The result is kind of a mess. It’s nobody’s fault, it’s just vestigial. But the result is that in addition to writing code, we also need to collect all of our system dependencies and bake them into a mini Linux distro (sans kernel).
Containers were a great advance, but much of their complexity falls into the “accidental” category. There’s no fundamental reason that I should need anything except my compiler to produce a universally deployable unit of code. To that end, I’m excited by what’s happening with WebAssembly (including our stateroom and wasmbox), but for now containers are a fact of life.
Cloud interface
A third piece of Kubernetes is that it provides a vendor-agnostic(ish) abstraction over cloud services.
A container orchestrator is more useful if things like network ingress and storage volumes can be attached to it, and doing so on the cloud requires interacting with vendor-specific APIs. Kubernetes provides a higher-level, resource-based abstraction on top of these interfaces, so that you can specify them declaratively in the same way you do containers.
This aspect of Kubernetes might be its most under-appreciated, because if you use a managed Kubernetes service like GKE or EKS, it’s not always clear where Kubernetes ends and the cloud APIs begin.

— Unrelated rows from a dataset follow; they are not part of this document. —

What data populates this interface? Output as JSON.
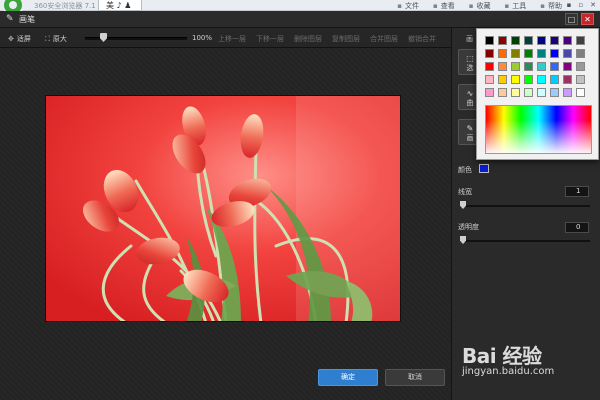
{
  "browser": {
    "title": "360安全浏览器 7.1",
    "tab_label": "美",
    "menu": [
      "文件",
      "查看",
      "收藏",
      "工具",
      "帮助"
    ],
    "window_controls": [
      "▪",
      "▫",
      "✕"
    ]
  },
  "dialog": {
    "title": "画笔",
    "maximize_icon": "□",
    "close_icon": "✕"
  },
  "toolbar": {
    "fit_label": "适屏",
    "original_label": "原大",
    "zoom_value": "100%",
    "zoom_level": 1.0,
    "layer_buttons": [
      "上移一层",
      "下移一层",
      "删除图层",
      "复制图层",
      "合并图层",
      "撤销合并"
    ]
  },
  "canvas": {
    "image_subject": "red tulips on red background"
  },
  "actions": {
    "ok_label": "确定",
    "cancel_label": "取消"
  },
  "right_panel": {
    "brush_label": "画",
    "tool_buttons": [
      {
        "label": "选",
        "icon": "select-icon"
      },
      {
        "label": "曲",
        "icon": "curve-icon"
      },
      {
        "label": "画",
        "icon": "pen-icon"
      }
    ],
    "color_label": "颜色",
    "current_color": "#0a1ad6",
    "line_width_label": "线宽",
    "line_width_value": "1",
    "opacity_label": "透明度",
    "opacity_value": "0"
  },
  "color_picker": {
    "swatches": [
      "#000000",
      "#8b0000",
      "#004000",
      "#003f3f",
      "#000080",
      "#1a007a",
      "#4b0082",
      "#404040",
      "#800000",
      "#ff6a00",
      "#808000",
      "#008000",
      "#008080",
      "#0000ff",
      "#4a4aa5",
      "#808080",
      "#ff0000",
      "#ff8c3c",
      "#9acd32",
      "#2e8b57",
      "#33cccc",
      "#3366ff",
      "#800080",
      "#999999",
      "#ffb6c1",
      "#ffcc00",
      "#ffff00",
      "#00ff00",
      "#00ffff",
      "#00ccff",
      "#993366",
      "#c0c0c0",
      "#ff99cc",
      "#ffcc99",
      "#ffff99",
      "#ccffcc",
      "#ccffff",
      "#99ccff",
      "#cc99ff",
      "#ffffff"
    ]
  },
  "watermark": {
    "logo": "Bai 经验",
    "url": "jingyan.baidu.com"
  }
}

But it’s the reason that releasing Kubernetes was an ingenious strategy for Google: it gave cloud vendors and open-source developers an API to target that wasn't tied to AWS.
As you might expect, though, abstracting over cloud providers is a minefield of leaky abstractions. The Kubernetes documentation is scattered with notes about special cases to be aware of with different providers, even for core resources like services. Kubernetes reduces lock-in, but the idea of seamlessly transfering infrastructure between cloud vendors is still a pipe dream.
Accidental complexity
Each of the above cases are instances of essential complexity. They do incorporate some accidental complexity as I discussed around containers, but we can't fault Kubernetes for the world that it was born into.

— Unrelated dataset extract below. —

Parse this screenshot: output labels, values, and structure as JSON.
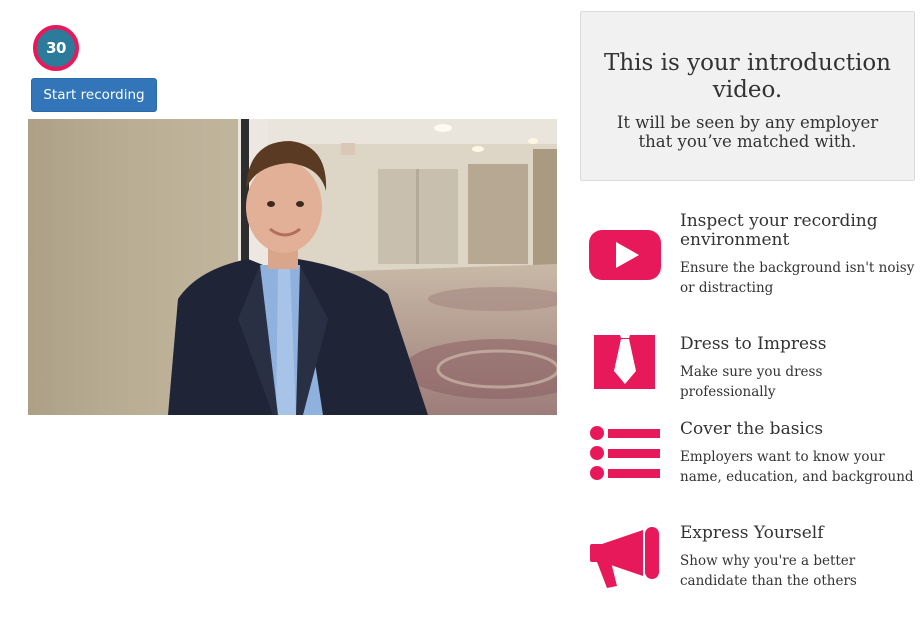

There are other areas where Kubernetes does introduce accidental complexity, though. I won’t attempt an exhaustive list, but a few that I’ve encountered:
- Multiple sets of semantics for patching resources that differ in subtle ways.
- The use of YAML as the primary interface, which is notoriously full of foot-guns.
- The fact that you need a special distribution like minikube, Kind, k3s, microk8s, or k0s to run on a single-node instance. (The fact that I named five such distributions is a canary of its own.)
Tool/job fit
A tool is a good fit for a job when their complexities line up. Kubernetes’ complexities come from being highly-available, container-based, and interacting with cloud providers.
At Drifting in Space, we’ve found that Kubernetes makes sense for use-cases that align with those complexities (for example, hosting our NATS cluster). For the ephemeral containers that are our bread and butter, Kubernetes was handy for our proof-of-concept, but we quickly realized the complexities we faced were not the same ones Kubernetes was built for. To orchestrate those containers, we built a control plane called Plane, but that's a subject for another post.
Note: when this post was written, Plane was called Spawner. The post has been updated to reflect this change.